Hi,
To start with sorry about the length of the post, I can't get to a site for hosting a file due to my overlords securing of the Internets and I am not sneaky enough to find a way around the blocking.
Stack
JDK version build 1.6.0_30-b12
Xerces-J 2.6.2
I am working on a project that parses XML input and writes it to a POJO. In order to do this we use internal XERCES to parse the XML and a Handler to write to the POJO. We pretty much need the whole tree to be parsed and then work with the results. We don’t use a schema to get the results.
The issue that we are having expresses itself with a malformed body being returned to the POJO, not always and it was difficult for us to catch this defect. Eventually we have been able to isolate an XML
string that will consistently produce the defect.
From inspecting the source it appears that the defect is occurring in
XMLEntityScanner.load function, in particular line 1742 where it reads in further from the XML String. By calling function
There seems to be an issue with the read operation occurring when the boundary char is a "/" at which point the read operation looses it lunch-box and alters the xmlString offset and length members. If we add another 5 chars to any of the bodies in previous to line 40 in the data then the issue resolves.

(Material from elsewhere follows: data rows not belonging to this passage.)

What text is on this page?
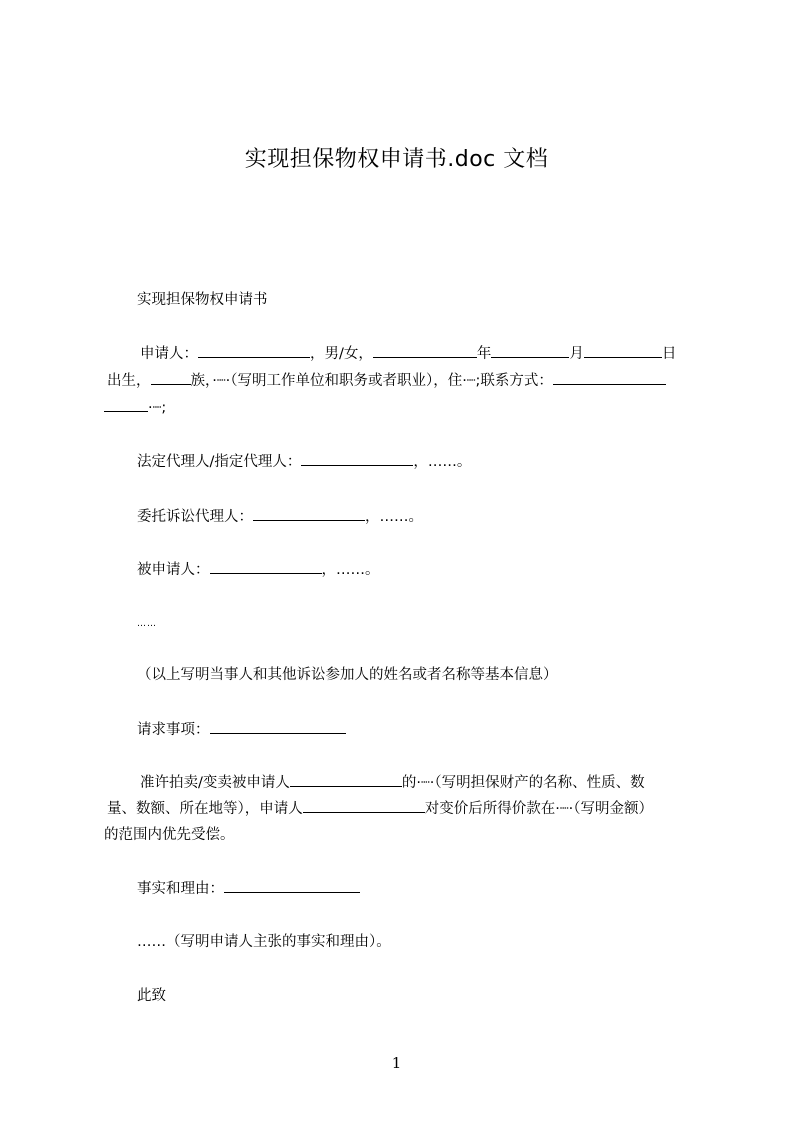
实现担保物权申请书.doc 文档
实现担保物权申请书
申请人：	，男/女，	年	月	日
出生，	族，·┈·（写明工作单位和职务或者职业），住·┈;联系方式：
·┈;
法定代理人/指定代理人：	，……。
委托诉讼代理人：	，……。
被申请人：	，……。
……
（以上写明当事人和其他诉讼参加人的姓名或者名称等基本信息）
请求事项：
准许拍卖/变卖被申请人	的·┈·（写明担保财产的名称、性质、数
量、数额、所在地等），申请人	对变价后所得价款在·┈·（写明金额）
的范围内优先受偿。
事实和理由：
……（写明申请人主张的事实和理由）。
此致
1
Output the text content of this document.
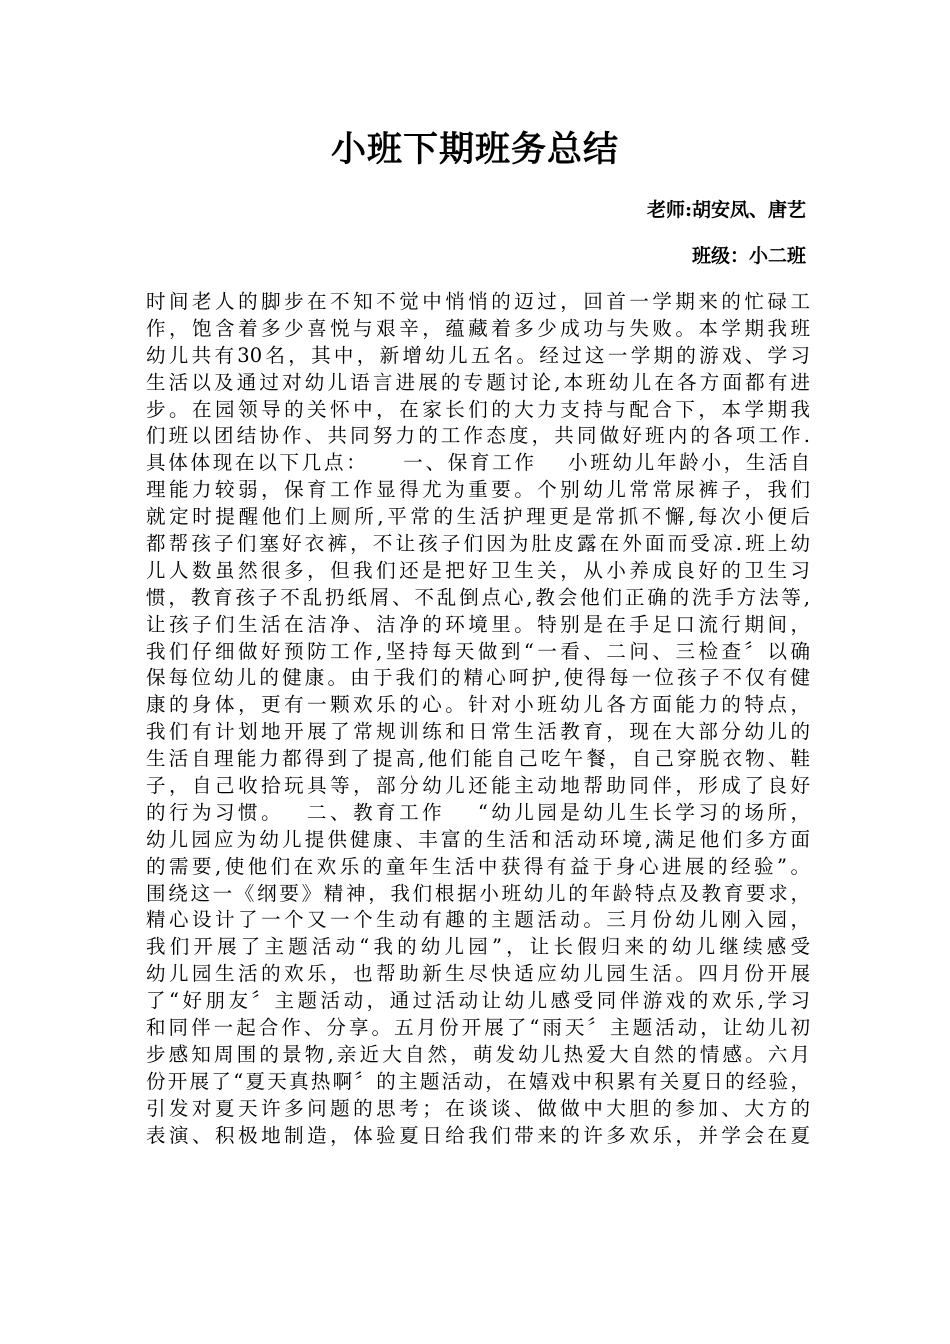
小班下期班务总结

老师:胡安凤、唐艺

班级：小二班

时间老人的脚步在不知不觉中悄悄的迈过，回首一学期来的忙碌工
作，饱含着多少喜悦与艰辛，蕴藏着多少成功与失败。本学期我班
幼儿共有30名，其中，新增幼儿五名。经过这一学期的游戏、学习
生活以及通过对幼儿语言进展的专题讨论,本班幼儿在各方面都有进
步。在园领导的关怀中，在家长们的大力支持与配合下，本学期我
们班以团结协作、共同努力的工作态度，共同做好班内的各项工作.
具体体现在以下几点：　　一、保育工作　 小班幼儿年龄小，生活自
理能力较弱，保育工作显得尤为重要。个别幼儿常常尿裤子，我们
就定时提醒他们上厕所,平常的生活护理更是常抓不懈,每次小便后
都帮孩子们塞好衣裤，不让孩子们因为肚皮露在外面而受凉.班上幼
儿人数虽然很多，但我们还是把好卫生关，从小养成良好的卫生习
惯，教育孩子不乱扔纸屑、不乱倒点心,教会他们正确的洗手方法等,
让孩子们生活在洁净、洁净的环境里。特别是在手足口流行期间，
我们仔细做好预防工作,坚持每天做到“一看、二问、三检查〞以确
保每位幼儿的健康。由于我们的精心呵护,使得每一位孩子不仅有健
康的身体，更有一颗欢乐的心。针对小班幼儿各方面能力的特点，
我们有计划地开展了常规训练和日常生活教育，现在大部分幼儿的
生活自理能力都得到了提高,他们能自己吃午餐，自己穿脱衣物、鞋
子，自己收拾玩具等，部分幼儿还能主动地帮助同伴，形成了良好
的行为习惯。　 二、教育工作　 “幼儿园是幼儿生长学习的场所，
幼儿园应为幼儿提供健康、丰富的生活和活动环境,满足他们多方面
的需要,使他们在欢乐的童年生活中获得有益于身心进展的经验”。
围绕这一《纲要》精神，我们根据小班幼儿的年龄特点及教育要求，
精心设计了一个又一个生动有趣的主题活动。三月份幼儿刚入园，
我们开展了主题活动“我的幼儿园”，让长假归来的幼儿继续感受
幼儿园生活的欢乐，也帮助新生尽快适应幼儿园生活。四月份开展
了“好朋友〞主题活动，通过活动让幼儿感受同伴游戏的欢乐,学习
和同伴一起合作、分享。五月份开展了“雨天〞主题活动，让幼儿初
步感知周围的景物,亲近大自然，萌发幼儿热爱大自然的情感。六月
份开展了“夏天真热啊〞的主题活动，在嬉戏中积累有关夏日的经验，
引发对夏天许多问题的思考；在谈谈、做做中大胆的参加、大方的
表演、积极地制造，体验夏日给我们带来的许多欢乐，并学会在夏
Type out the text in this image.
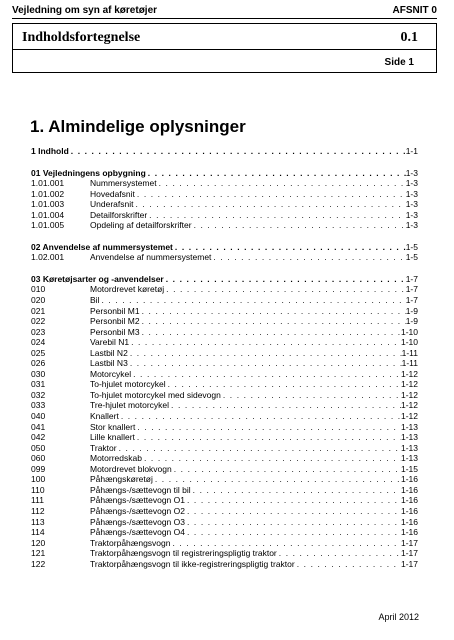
Vejledning om syn af køretøjer	AFSNIT 0
Indholdsfortegnelse	0.1
Side 1
1. Almindelige oplysninger
1 Indhold . . .	1-1
01 Vejledningens opbygning . . .	1-3
1.01.001	Nummersystemet . . .	1-3
1.01.002	Hovedafsnit . . .	1-3
1.01.003	Underafsnit . . .	1-3
1.01.004	Detailforskrifter . . .	1-3
1.01.005	Opdeling af detailforskrifter . . .	1-3
02 Anvendelse af nummersystemet . . .	1-5
1.02.001	Anvendelse af nummersystemet . . .	1-5
03 Køretøjsarter og -anvendelser . . .	1-7
010	Motordrevet køretøj . . .	1-7
020	Bil . . .	1-7
021	Personbil M1 . . .	1-9
022	Personbil M2 . . .	1-9
023	Personbil M3 . . .	1-10
024	Varebil N1 . . .	1-10
025	Lastbil N2 . . .	1-11
026	Lastbil N3 . . .	1-11
030	Motorcykel . . .	1-12
031	To-hjulet motorcykel . . .	1-12
032	To-hjulet motorcykel med sidevogn . . .	1-12
033	Tre-hjulet motorcykel . . .	1-12
040	Knallert . . .	1-12
041	Stor knallert . . .	1-13
042	Lille knallert . . .	1-13
050	Traktor . . .	1-13
060	Motorredskab . . .	1-13
099	Motordrevet blokvogn . . .	1-15
100	Påhængskøretøj . . .	1-16
110	Påhængs-/sættevogn til bil . . .	1-16
111	Påhængs-/sættevogn O1 . . .	1-16
112	Påhængs-/sættevogn O2 . . .	1-16
113	Påhængs-/sættevogn O3 . . .	1-16
114	Påhængs-/sættevogn O4 . . .	1-16
120	Traktorpåhængsvogn . . .	1-17
121	Traktorpåhængsvogn til registreringspligtig traktor . . .	1-17
122	Traktorpåhængsvogn til ikke-registreringspligtig traktor . . .	1-17
April 2012
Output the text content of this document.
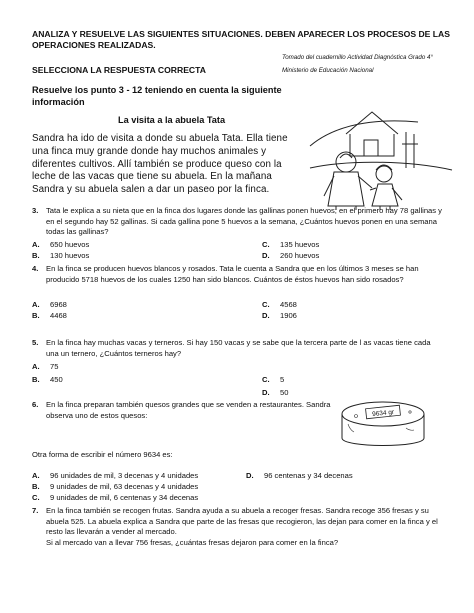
ANALIZA Y RESUELVE LAS SIGUIENTES SITUACIONES. DEBEN APARECER LOS PROCESOS DE LAS OPERACIONES REALIZADAS.
Tomado del cuadernillo Actividad Diagnóstica Grado 4°
SELECCIONA LA RESPUESTA CORRECTA	Ministerio de Educación Nacional
Resuelve los punto 3 - 12 teniendo en cuenta la siguiente información
La visita a la abuela Tata
Sandra ha ido de visita a donde su abuela Tata. Ella tiene una finca muy grande donde hay muchos animales y diferentes cultivos. Allí también se produce queso con la leche de las vacas que tiene su abuela. En la mañana Sandra y su abuela salen a dar un paseo por la finca.
3. Tata le explica a su nieta que en la finca dos lugares donde las gallinas ponen huevos; en el primero hay 78 gallinas y en el segundo hay 52 gallinas. Si cada gallina pone 5 huevos a la semana, ¿Cuántos huevos ponen en una semana todas las gallinas?
A. 650 huevos	C. 135 huevos
B. 130 huevos	D. 260 huevos
4. En la finca se producen huevos blancos y rosados. Tata le cuenta a Sandra que en los últimos 3 meses se han producido 5718 huevos de los cuales 1250 han sido blancos. Cuántos de éstos huevos han sido rosados?
A. 6968	C. 4568
B. 4468	D. 1906
5. En la finca hay muchas vacas y terneros. Si hay 150 vacas y se sabe que la tercera parte de l as vacas tiene cada una un ternero, ¿Cuántos terneros hay?
A. 75
B. 450	C. 5
D. 50
6. En la finca preparan también quesos grandes que se venden a restaurantes. Sandra observa uno de estos quesos:	9634 gr
Otra forma de escribir el número 9634 es:
A. 96 unidades de mil, 3 decenas y 4 unidades	D. 96 centenas y 34 decenas
B. 9 unidades de mil, 63 decenas y 4 unidades
C. 9 unidades de mil, 6 centenas y 34 decenas
7. En la finca también se recogen frutas. Sandra ayuda a su abuela a recoger fresas. Sandra recoge 356 fresas y su abuela 525. La abuela explica a Sandra que parte de las fresas que recogieron, las dejan para comer en la finca y el resto las llevarán a vender al mercado.
Si al mercado van a llevar 756 fresas, ¿cuántas fresas dejaron para comer en la finca?
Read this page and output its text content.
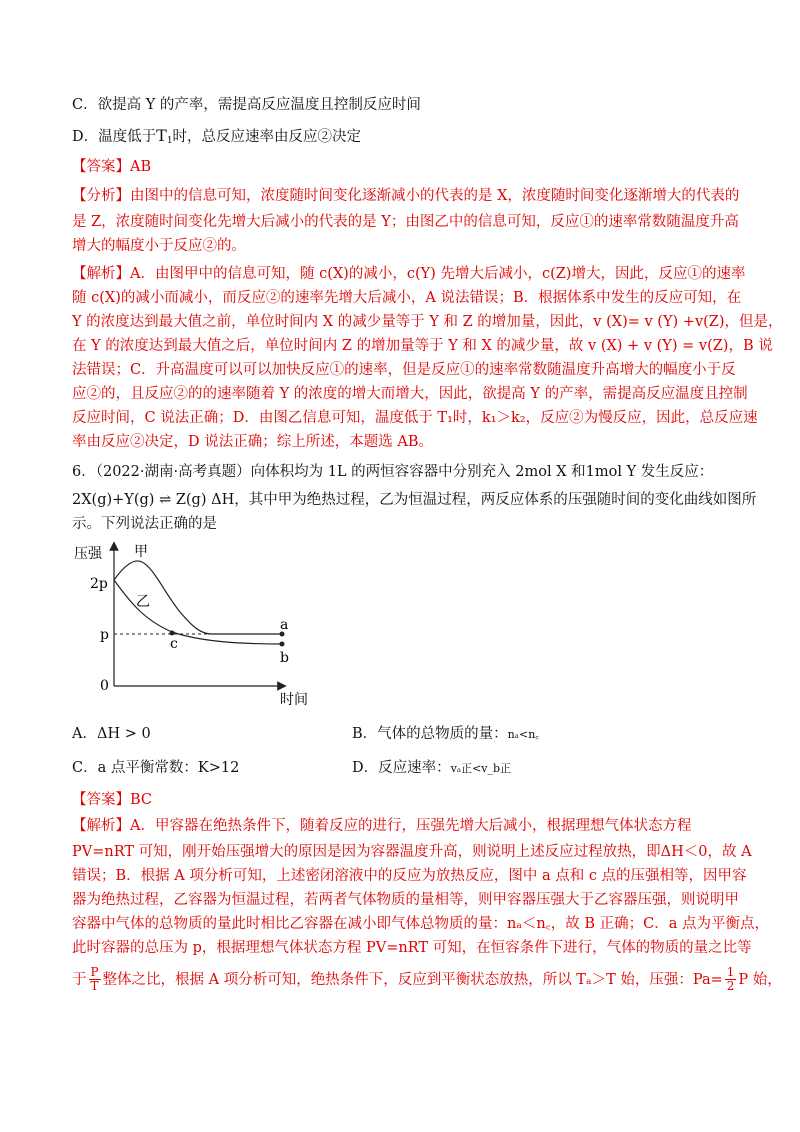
C．欲提高 Y 的产率，需提高反应温度且控制反应时间
D．温度低于$T_1$时，总反应速率由反应②决定
【答案】AB
【分析】由图中的信息可知，浓度随时间变化逐渐减小的代表的是 X，浓度随时间变化逐渐增大的代表的
是 Z，浓度随时间变化先增大后减小的代表的是 Y；由图乙中的信息可知，反应①的速率常数随温度升高
增大的幅度小于反应②的。
【解析】A．由图甲中的信息可知，随 c(X)的减小，c(Y) 先增大后减小，c(Z)增大，因此，反应①的速率
随 c(X)的减小而减小，而反应②的速率先增大后减小，A 说法错误；B．根据体系中发生的反应可知，在
Y 的浓度达到最大值之前，单位时间内 X 的减少量等于 Y 和 Z 的增加量，因此，v (X)= v (Y) +v(Z)，但是，
在 Y 的浓度达到最大值之后，单位时间内 Z 的增加量等于 Y 和 X 的减少量，故 v (X) + v (Y) = v(Z)，B 说
法错误；C．升高温度可以可以加快反应①的速率，但是反应①的速率常数随温度升高增大的幅度小于反
应②的，且反应②的的速率随着 Y 的浓度的增大而增大，因此，欲提高 Y 的产率，需提高反应温度且控制
反应时间，C 说法正确；D．由图乙信息可知，温度低于 T₁时，k₁＞k₂，反应②为慢反应，因此，总反应速
率由反应②决定，D 说法正确；综上所述，本题选 AB。
6．（2022·湖南·高考真题）向体积均为 1L 的两恒容容器中分别充入 2mol X 和1mol Y 发生反应：
2X(g)+Y(g) ⇌ Z(g) ΔH，其中甲为绝热过程，乙为恒温过程，两反应体系的压强随时间的变化曲线如图所
示。下列说法正确的是
压强
时间
2p
p
0
甲
乙
a
b
c
A．ΔH > 0	B．气体的总物质的量：nₐ<n꜀
C．a 点平衡常数：K>12	D．反应速率：vₐ正<v_b正
【答案】BC
【解析】A．甲容器在绝热条件下，随着反应的进行，压强先增大后减小，根据理想气体状态方程
PV=nRT 可知，刚开始压强增大的原因是因为容器温度升高，则说明上述反应过程放热，即ΔH＜0，故 A
错误；B．根据 A 项分析可知，上述密闭溶液中的反应为放热反应，图中 a 点和 c 点的压强相等，因甲容
器为绝热过程，乙容器为恒温过程，若两者气体物质的量相等，则甲容器压强大于乙容器压强，则说明甲
容器中气体的总物质的量此时相比乙容器在减小即气体总物质的量：nₐ＜n꜀，故 B 正确；C．a 点为平衡点，
此时容器的总压为 p，根据理想气体状态方程 PV=nRT 可知，在恒容条件下进行，气体的物质的量之比等
于 P
T 整体之比，根据 A 项分析可知，绝热条件下，反应到平衡状态放热，所以 Tₐ＞T 始，压强：$Pa= \frac{1}{2}$ P 始，
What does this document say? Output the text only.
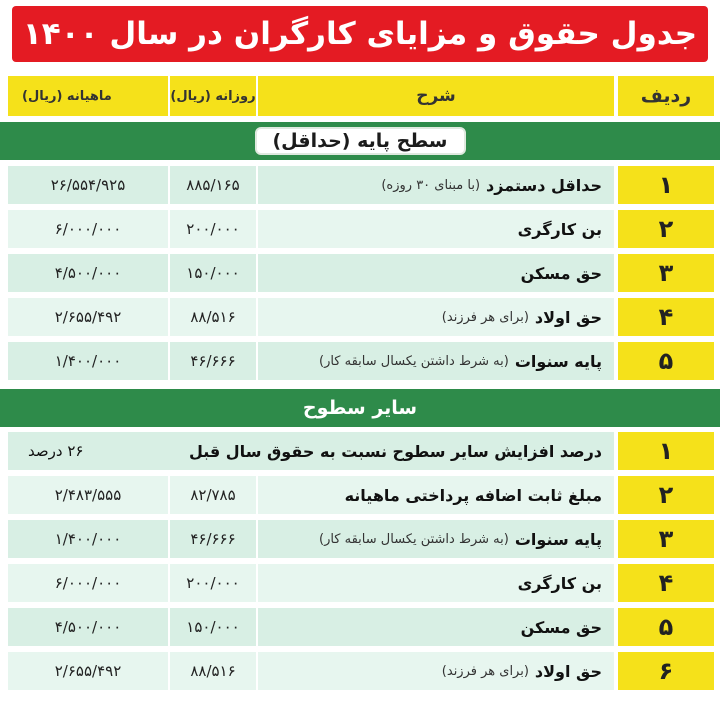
جدول حقوق و مزایای کارگران در سال ۱۴۰۰
ردیف
شرح
روزانه (ریال)
ماهیانه (ریال)
سطح پایه (حداقل)
۱
حداقل دستمزد
(با مبنای ۳۰ روزه)
۸۸۵/۱۶۵
۲۶/۵۵۴/۹۲۵
۲
بن کارگری
۲۰۰/۰۰۰
۶/۰۰۰/۰۰۰
۳
حق مسکن
۱۵۰/۰۰۰
۴/۵۰۰/۰۰۰
۴
حق اولاد
(برای هر فرزند)
۸۸/۵۱۶
۲/۶۵۵/۴۹۲
۵
پایه سنوات
(به شرط داشتن یکسال سابقه کار)
۴۶/۶۶۶
۱/۴۰۰/۰۰۰
سایر سطوح
۱
درصد افزایش سایر سطوح نسبت به حقوق سال قبل
۲۶ درصد
۲
مبلغ ثابت اضافه پرداختی ماهیانه
۸۲/۷۸۵
۲/۴۸۳/۵۵۵
۳
پایه سنوات
(به شرط داشتن یکسال سابقه کار)
۴۶/۶۶۶
۱/۴۰۰/۰۰۰
۴
بن کارگری
۲۰۰/۰۰۰
۶/۰۰۰/۰۰۰
۵
حق مسکن
۱۵۰/۰۰۰
۴/۵۰۰/۰۰۰
۶
حق اولاد
(برای هر فرزند)
۸۸/۵۱۶
۲/۶۵۵/۴۹۲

To demonstrate this defect I have included the parser and demo StandAloneBynamicHandler.java.
So my question really is are we doing this correctly, is there an underlying issue that I don not fully understand?
As this is in code that has been out there for years I am very doubtful that we have stumbled upon a new defect but I have been unable to find anything with specific reference to the above class.
I also do not think it is related to
https://coderanch.com/t/129602/XML/SAX-parser-character-call-back as this is a precursor to the call to
characters(char ch[], int start, int length) call.
Thanks in advance
Allain